NYC aims to be first to rein in AI hiring tools
Job candidates rarely know when hidden artificial intelligence tools are rejecting their resumes or analyzing their video interviews. But New York City residents could soon get more say over the computers making behind-the-scenes decisions about their careers.
A bill passed by the city council in early November would ban employers from using automated hiring tools unless a yearly bias audit can show they won’t discriminate based on an applicant’s race or gender. It would also force makers of those AI tools to disclose more about their opaque workings and give candidates the option of choosing an alternative process—such as a human—to review their application.
Proponents liken it to another pioneering New York City rule that became a national standard-bearer earlier this century—one that required chain restaurants to slap a calorie count on their menu items.
Instead of measuring hamburger health, though, this measure aims to open a window into the complex algorithms that rank the skills and personalities of job applicants based on how they speak or what they write. More employers, from fast food chains to Wall Street banks, are relying on such tools to speed up recruitment, hiring and workplace evaluations.
“I believe this technology is incredibly positive but it can produce a lot of harms if there isn’t more transparency,” said Frida Polli, co-founder and CEO of New York startup Pymetrics, which uses AI to assess job skills through game-like online assessments. Her company lobbied for the legislation, which favors firms like Pymetrics that already publish fairness audits.
But some AI experts and digital rights activists are concerned that it doesn’t go far enough to curb bias, and say it could set a weak standard for federal regulators and lawmakers to ponder as they examine ways to rein in harmful AI applications that exacerbate inequities in society.
“The approach of auditing for bias is a good one. The problem is New York City took a very weak and vague standard for what that looks like,” said Alexandra Givens, president of the Center for Democracy & Technology. She said the audits could end up giving AI vendors a “fig leaf” for building risky products with the city’s imprimatur.
Givens said it’s also a problem that the proposal only aims to protect against racial or gender bias, leaving out the trickier-to-detect bias against disabilities or age. She said the bill was recently watered down so that it effectively just asks employers to meet existing requirements under U.S. civil rights laws prohibiting hiring practices that have a disparate impact based on race, ethnicity or gender. The legislation would impose fines on employers or employment agencies of up to $1,500 per violation—though it will be left up to the vendors to conduct the audits and show employers that their tools meet the city’s requirements.
The City Council voted 38-4 to pass the bill on Nov. 10, giving a month for outgoing Mayor Bill De Blasio to sign or veto it or let it go into law unsigned. De Blasio’s office says he supports the bill but hasn’t said if he will sign it. If enacted, it would take effect in 2023 under the administration of Mayor-elect Eric Adams.

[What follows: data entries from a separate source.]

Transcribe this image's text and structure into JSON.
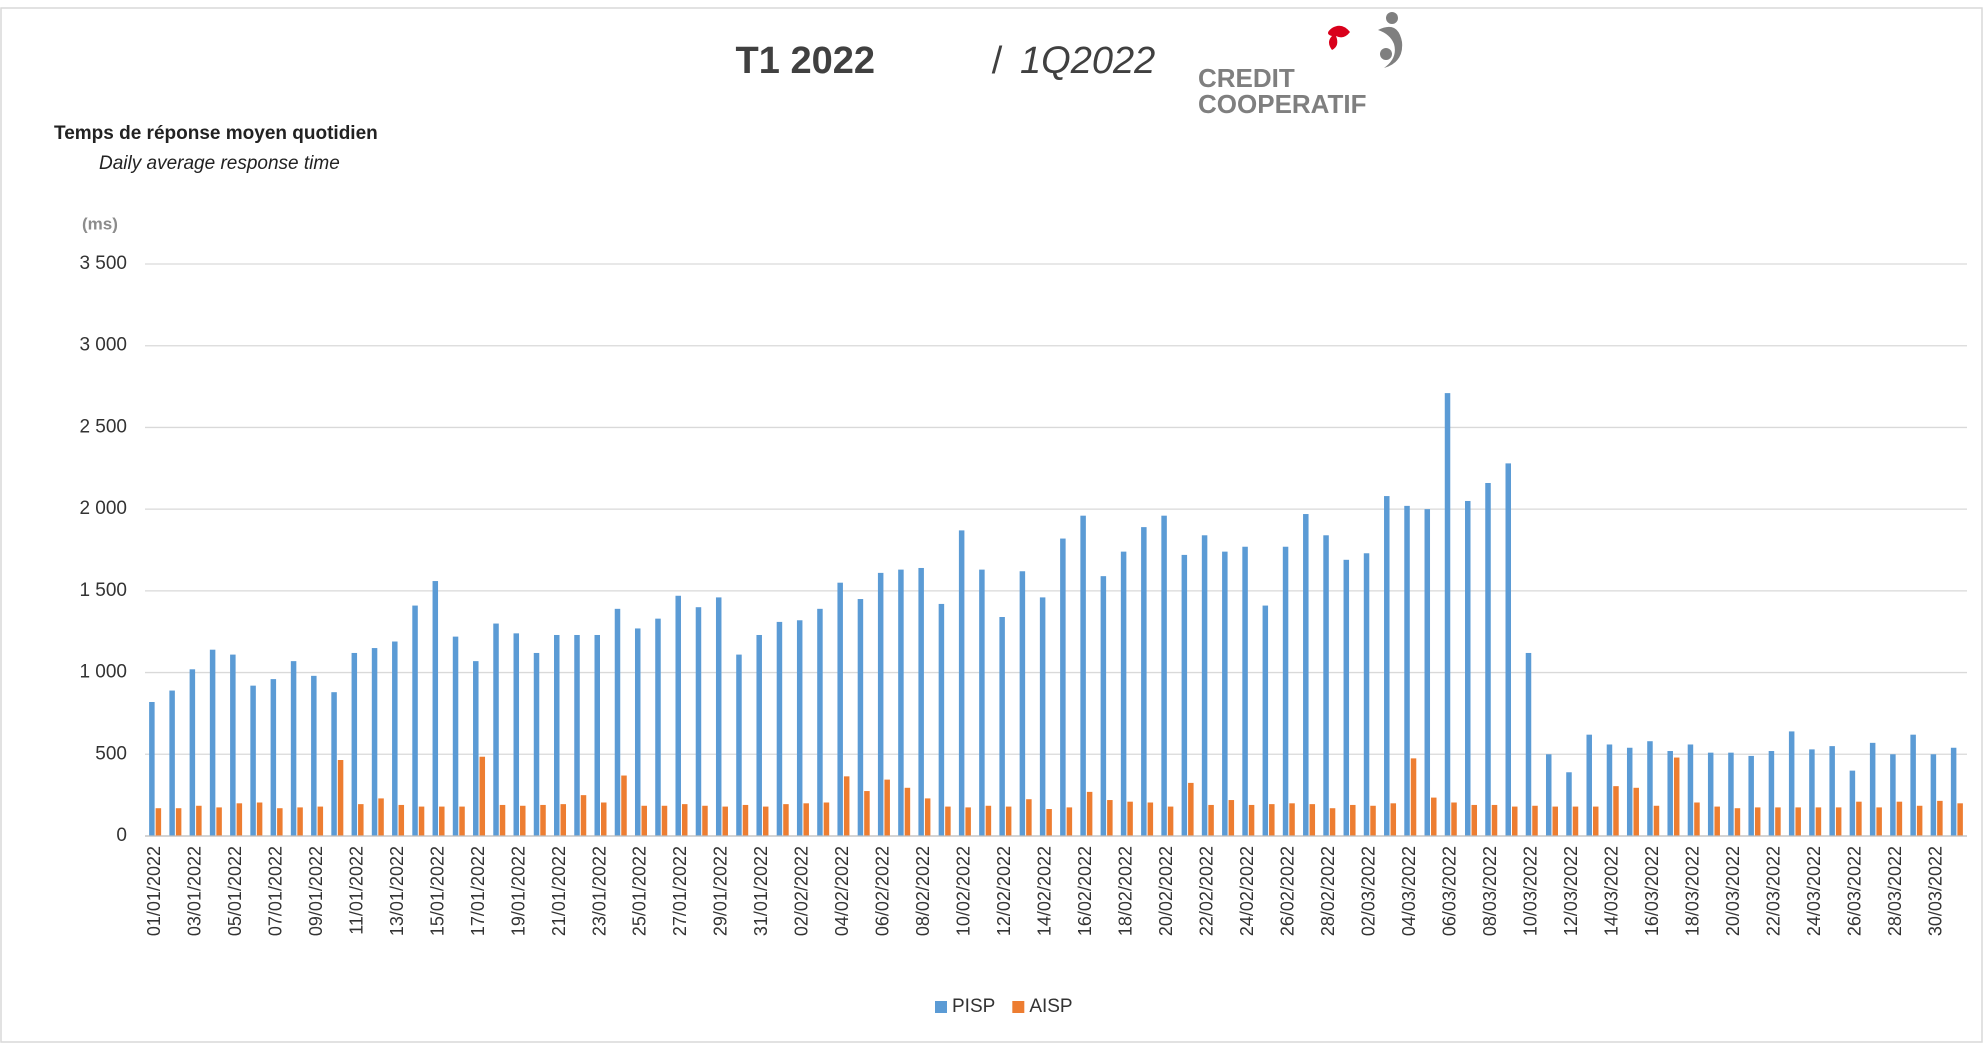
{
  "chart_data": {
    "type": "bar",
    "title": "T1 2022",
    "title_separator": "/",
    "title_alt": "1Q2022",
    "logo": [
      "CREDIT",
      "COOPERATIF"
    ],
    "subtitle": "Temps de réponse moyen quotidien",
    "subtitle_alt": "Daily average response time",
    "y_label": "(ms)",
    "categories": [
      "01/01/2022",
      null,
      "03/01/2022",
      null,
      "05/01/2022",
      null,
      "07/01/2022",
      null,
      "09/01/2022",
      null,
      "11/01/2022",
      null,
      "13/01/2022",
      null,
      "15/01/2022",
      null,
      "17/01/2022",
      null,
      "19/01/2022",
      null,
      "21/01/2022",
      null,
      "23/01/2022",
      null,
      "25/01/2022",
      null,
      "27/01/2022",
      null,
      "29/01/2022",
      null,
      "31/01/2022",
      null,
      "02/02/2022",
      null,
      "04/02/2022",
      null,
      "06/02/2022",
      null,
      "08/02/2022",
      null,
      "10/02/2022",
      null,
      "12/02/2022",
      null,
      "14/02/2022",
      null,
      "16/02/2022",
      null,
      "18/02/2022",
      null,
      "20/02/2022",
      null,
      "22/02/2022",
      null,
      "24/02/2022",
      null,
      "26/02/2022",
      null,
      "28/02/2022",
      null,
      "02/03/2022",
      null,
      "04/03/2022",
      null,
      "06/03/2022",
      null,
      "08/03/2022",
      null,
      "10/03/2022",
      null,
      "12/03/2022",
      null,
      "14/03/2022",
      null,
      "16/03/2022",
      null,
      "18/03/2022",
      null,
      "20/03/2022",
      null,
      "22/03/2022",
      null,
      "24/03/2022",
      null,
      "26/03/2022",
      null,
      "28/03/2022",
      null,
      "30/03/2022",
      null
    ],
    "series": [
      {
        "name": "PISP",
        "color": "#5b9bd5",
        "values": [
          820,
          890,
          1020,
          1140,
          1110,
          920,
          960,
          1070,
          980,
          880,
          1120,
          1150,
          1190,
          1410,
          1560,
          1220,
          1070,
          1300,
          1240,
          1120,
          1230,
          1230,
          1230,
          1390,
          1270,
          1330,
          1470,
          1400,
          1460,
          1110,
          1230,
          1310,
          1320,
          1390,
          1550,
          1450,
          1610,
          1630,
          1640,
          1420,
          1870,
          1630,
          1340,
          1620,
          1460,
          1820,
          1960,
          1590,
          1740,
          1890,
          1960,
          1720,
          1840,
          1740,
          1770,
          1410,
          1770,
          1970,
          1840,
          1690,
          1730,
          2080,
          2020,
          2000,
          2710,
          2050,
          2160,
          2280,
          1120,
          500,
          390,
          620,
          560,
          540,
          580,
          520,
          560,
          510,
          510,
          490,
          520,
          640,
          530,
          550,
          400,
          570,
          500,
          620,
          500,
          540
        ]
      },
      {
        "name": "AISP",
        "color": "#ed7d31",
        "values": [
          170,
          170,
          185,
          175,
          200,
          205,
          170,
          175,
          180,
          465,
          195,
          230,
          190,
          180,
          180,
          180,
          485,
          190,
          185,
          190,
          195,
          250,
          205,
          370,
          185,
          185,
          195,
          185,
          180,
          190,
          180,
          195,
          200,
          205,
          365,
          275,
          345,
          295,
          230,
          180,
          175,
          185,
          180,
          225,
          165,
          175,
          270,
          220,
          210,
          205,
          180,
          325,
          190,
          220,
          190,
          195,
          200,
          195,
          170,
          190,
          185,
          200,
          475,
          235,
          205,
          190,
          190,
          180,
          185,
          180,
          180,
          180,
          305,
          295,
          185,
          480,
          205,
          180,
          170,
          175,
          175,
          175,
          175,
          175,
          210,
          175,
          210,
          185,
          215,
          200
        ]
      }
    ],
    "ylim": [
      0,
      3500
    ],
    "yticks": [
      0,
      {
        "value": 500,
        "label": "500"
      },
      {
        "value": 1000,
        "label": "1 000"
      },
      {
        "value": 1500,
        "label": "1 500"
      },
      {
        "value": 2000,
        "label": "2 000"
      },
      {
        "value": 2500,
        "label": "2 500"
      },
      {
        "value": 3000,
        "label": "3 000"
      },
      {
        "value": 3500,
        "label": "3 500"
      }
    ],
    "grid": true,
    "legend": "bottom"
  }
}
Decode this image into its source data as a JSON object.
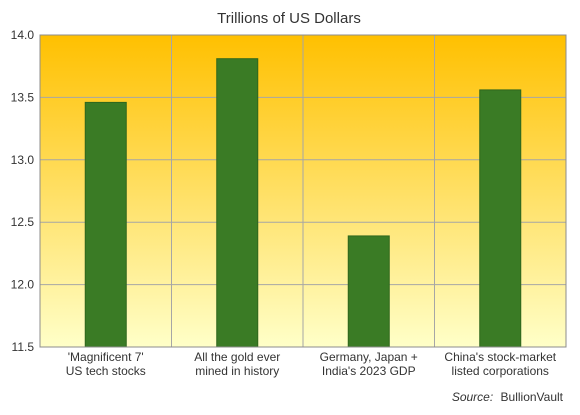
{
  "chart_data": {
    "type": "bar",
    "title": "Trillions of US Dollars",
    "categories": [
      [
        "'Magnificent 7'",
        "US tech stocks"
      ],
      [
        "All the gold ever",
        "mined in history"
      ],
      [
        "Germany, Japan +",
        "India's 2023 GDP"
      ],
      [
        "China's stock-market",
        "listed corporations"
      ]
    ],
    "values": [
      13.46,
      13.81,
      12.39,
      13.56
    ],
    "ylim": [
      11.5,
      14.0
    ],
    "yticks": [
      "11.5",
      "12.0",
      "12.5",
      "13.0",
      "13.5",
      "14.0"
    ],
    "grid": true,
    "legend": "none",
    "source_label": "Source:",
    "source_name": "BullionVault",
    "colors": {
      "bar": "#3a7b25",
      "bar_edge": "#2f661d",
      "bg_top": "#ffc000",
      "bg_bottom": "#ffffc8",
      "grid": "#a6a6a6",
      "axis": "#8c8c8c",
      "text": "#333333"
    }
  }
}
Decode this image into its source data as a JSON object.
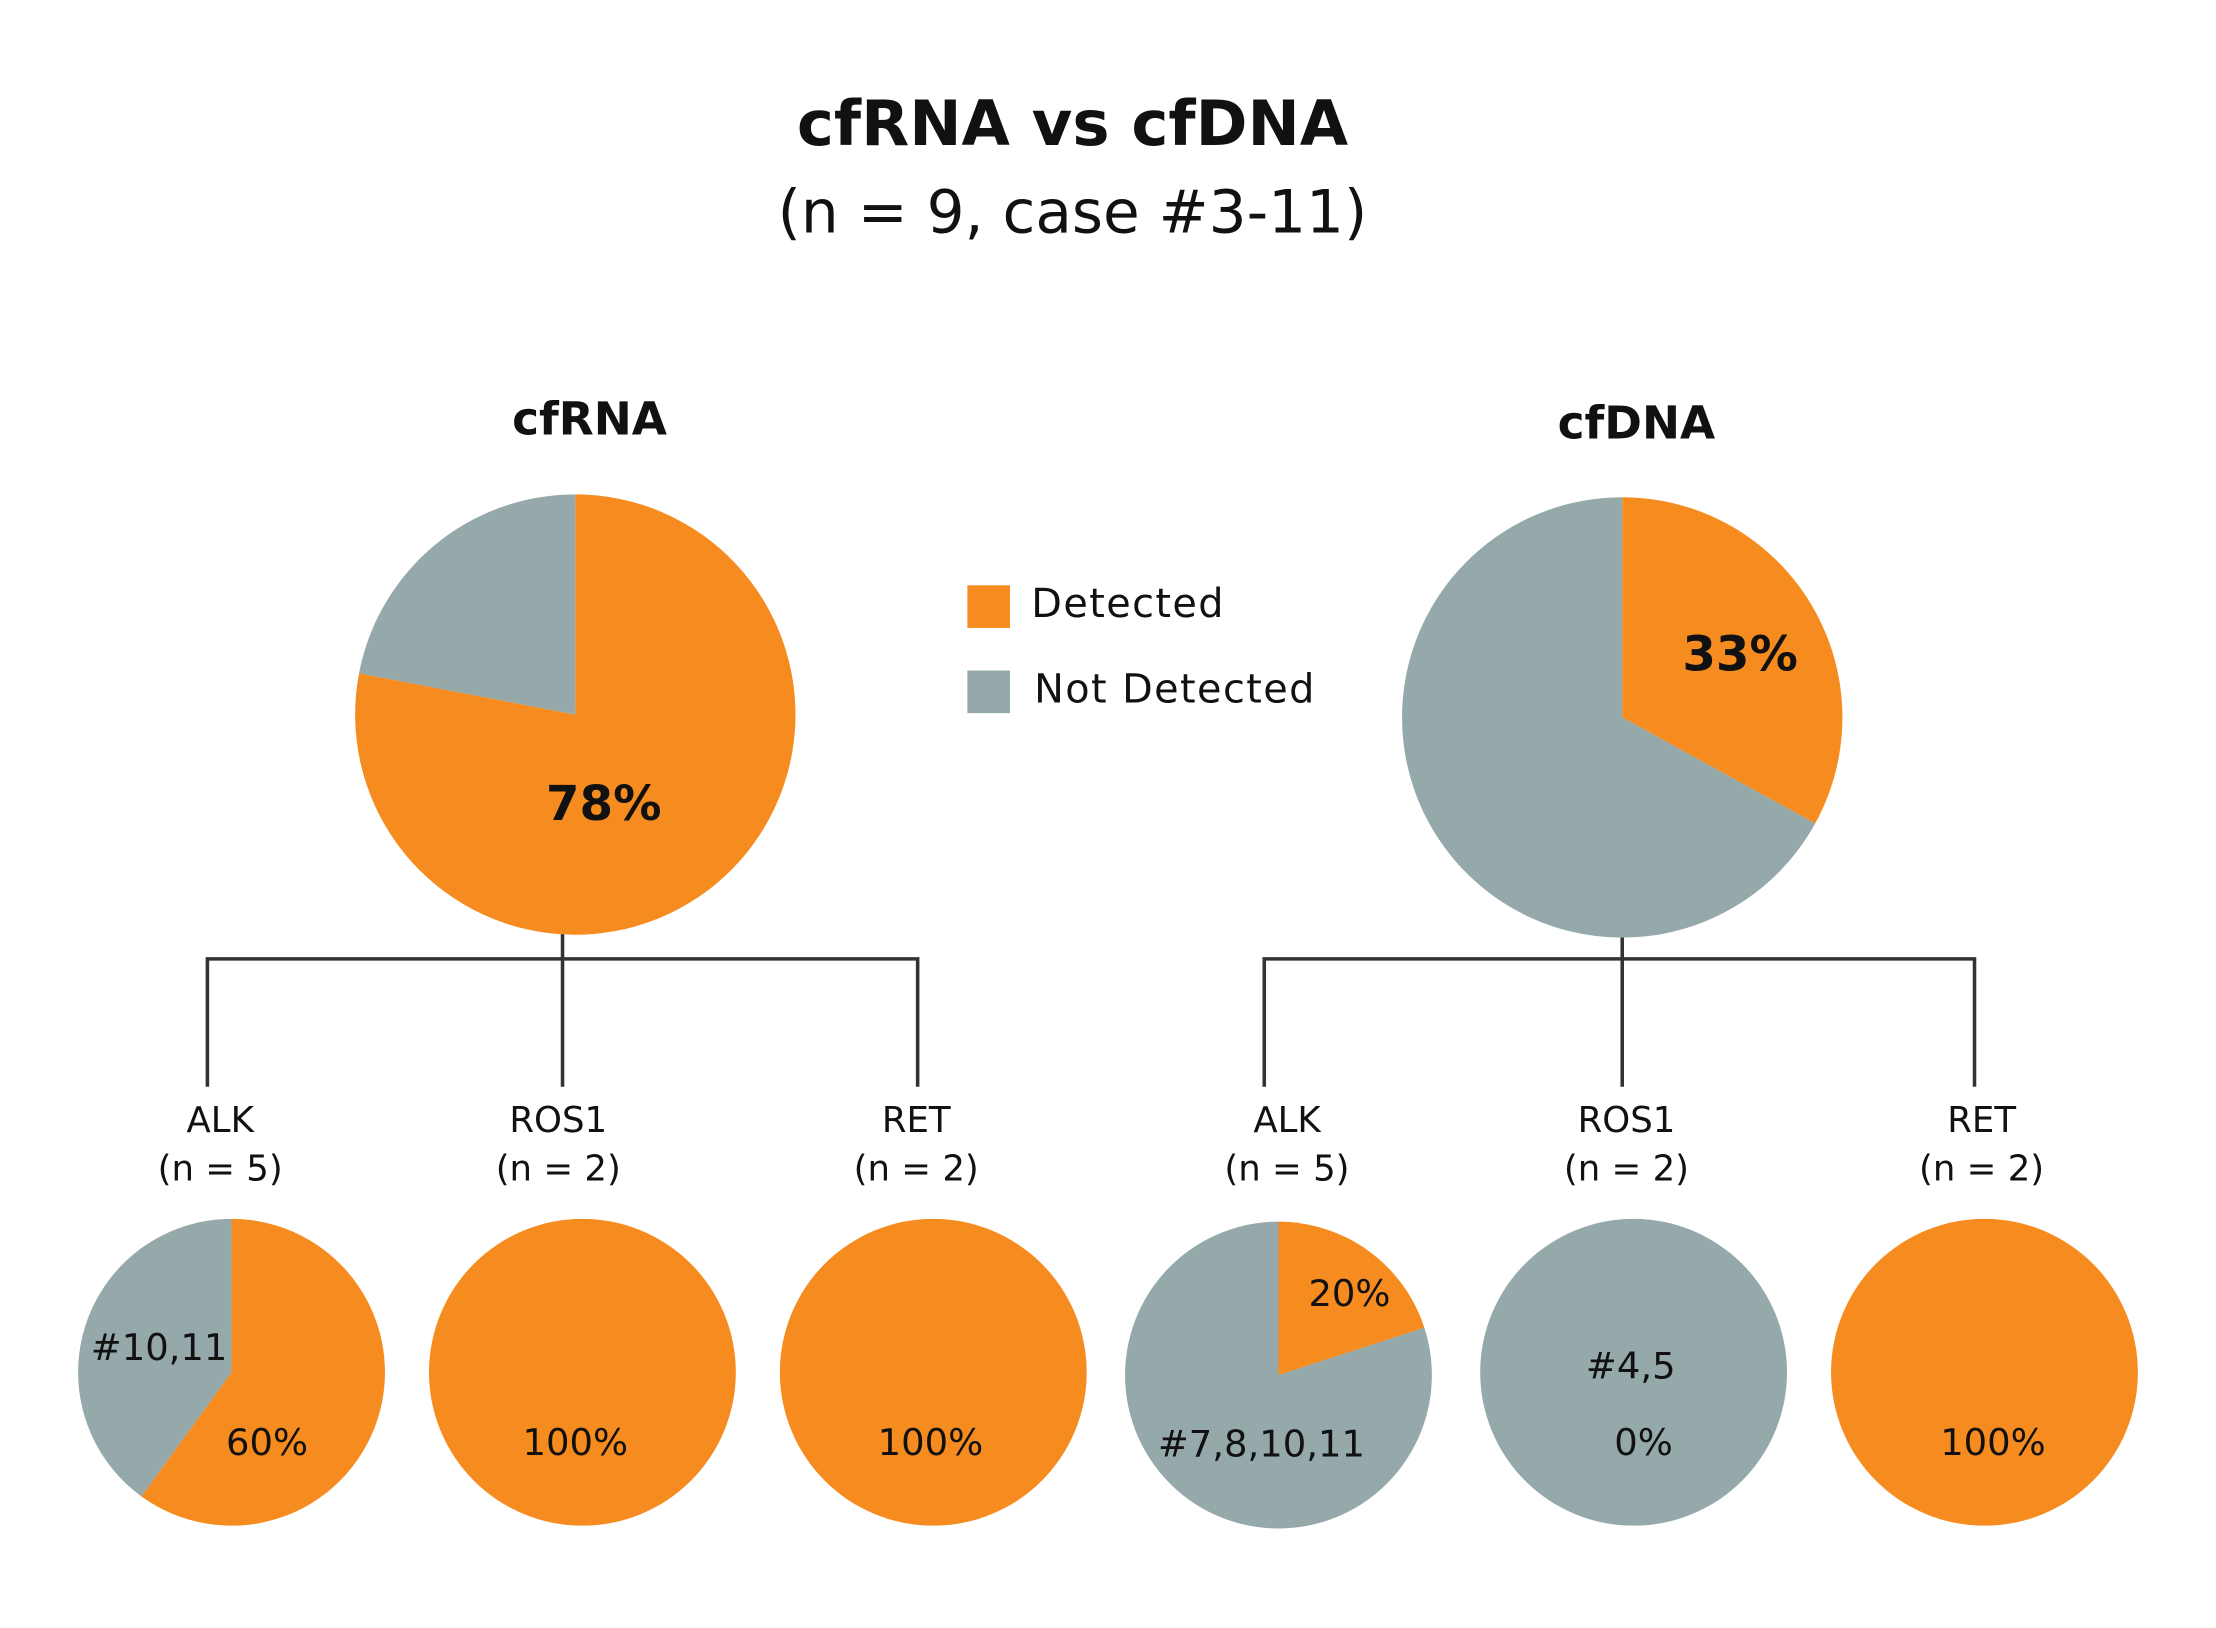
{
  "title": "cfRNA vs cfDNA",
  "subtitle": "(n = 9, case #3-11)",
  "legend": {
    "labels": [
      "Detected",
      "Not Detected"
    ],
    "colors": [
      "#f68b1f",
      "#95a8aa"
    ]
  },
  "chart_data": [
    {
      "type": "pie",
      "title": "cfRNA",
      "values": [
        78,
        22
      ],
      "value_labels": [
        "78%",
        null
      ]
    },
    {
      "type": "pie",
      "title": "cfDNA",
      "values": [
        33,
        67
      ],
      "value_labels": [
        "33%",
        null
      ]
    },
    {
      "type": "pie",
      "title": "ALK",
      "subtitle": "(n = 5)",
      "values": [
        60,
        40
      ],
      "value_labels": [
        "60%",
        null
      ],
      "slice_notes": [
        null,
        "#10,11"
      ]
    },
    {
      "type": "pie",
      "title": "ROS1",
      "subtitle": "(n = 2)",
      "values": [
        100,
        0
      ],
      "value_labels": [
        "100%",
        null
      ]
    },
    {
      "type": "pie",
      "title": "RET",
      "subtitle": "(n = 2)",
      "values": [
        100,
        0
      ],
      "value_labels": [
        "100%",
        null
      ]
    },
    {
      "type": "pie",
      "title": "ALK",
      "subtitle": "(n = 5)",
      "values": [
        20,
        80
      ],
      "value_labels": [
        "20%",
        null
      ],
      "slice_notes": [
        null,
        "#7,8,10,11"
      ]
    },
    {
      "type": "pie",
      "title": "ROS1",
      "subtitle": "(n = 2)",
      "values": [
        0,
        100
      ],
      "value_labels": [
        "0%",
        null
      ],
      "slice_notes": [
        null,
        "#4,5"
      ]
    },
    {
      "type": "pie",
      "title": "RET",
      "subtitle": "(n = 2)",
      "values": [
        100,
        0
      ],
      "value_labels": [
        "100%",
        null
      ]
    }
  ]
}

Julia Stoyanovich, an associate professor of computer science who directs New York University’s Center for Responsible AI, said the best parts of the proposal are its disclosure requirements to let people know they’re being evaluated by a computer and where their data is going.
“This will shine a light on the features that these tools are using,” she said.
But Stoyanovich said she was also concerned about the effectiveness of bias audits of high-risk AI tools—a concept that’s also being examined by the White House, federal agencies such as the Equal Employment Opportunity Commission and lawmakers in Congress and the European Parliament.
“The burden of these audits falls on the vendors of the tools to show that they comply with some rudimentary set of requirements that are very easy to meet,” she said.
The audits won’t likely affect in-house hiring tools used by tech giants like Amazon. The company several years ago abandoned its use of a resume-scanning tool after finding it favored men for technical roles—in part because it was comparing job candidates against the company’s own male-dominated tech workforce.
There’s been little vocal opposition to the bill from the AI hiring vendors most commonly used by employers. One of those, HireVue, a platform for video-based job interviews, said in a statement this week that it welcomed legislation that “demands that all vendors meet the high standards that HireVue has supported since the beginning.”
The Greater New York Chamber of Commerce said the city’s employers are also unlikely to see the new rules as a burden.
“It’s all about transparency and employers should know that hiring firms are using these algorithms and software, and employees should also be aware of it,” said Helana Natt, the chamber’s executive director.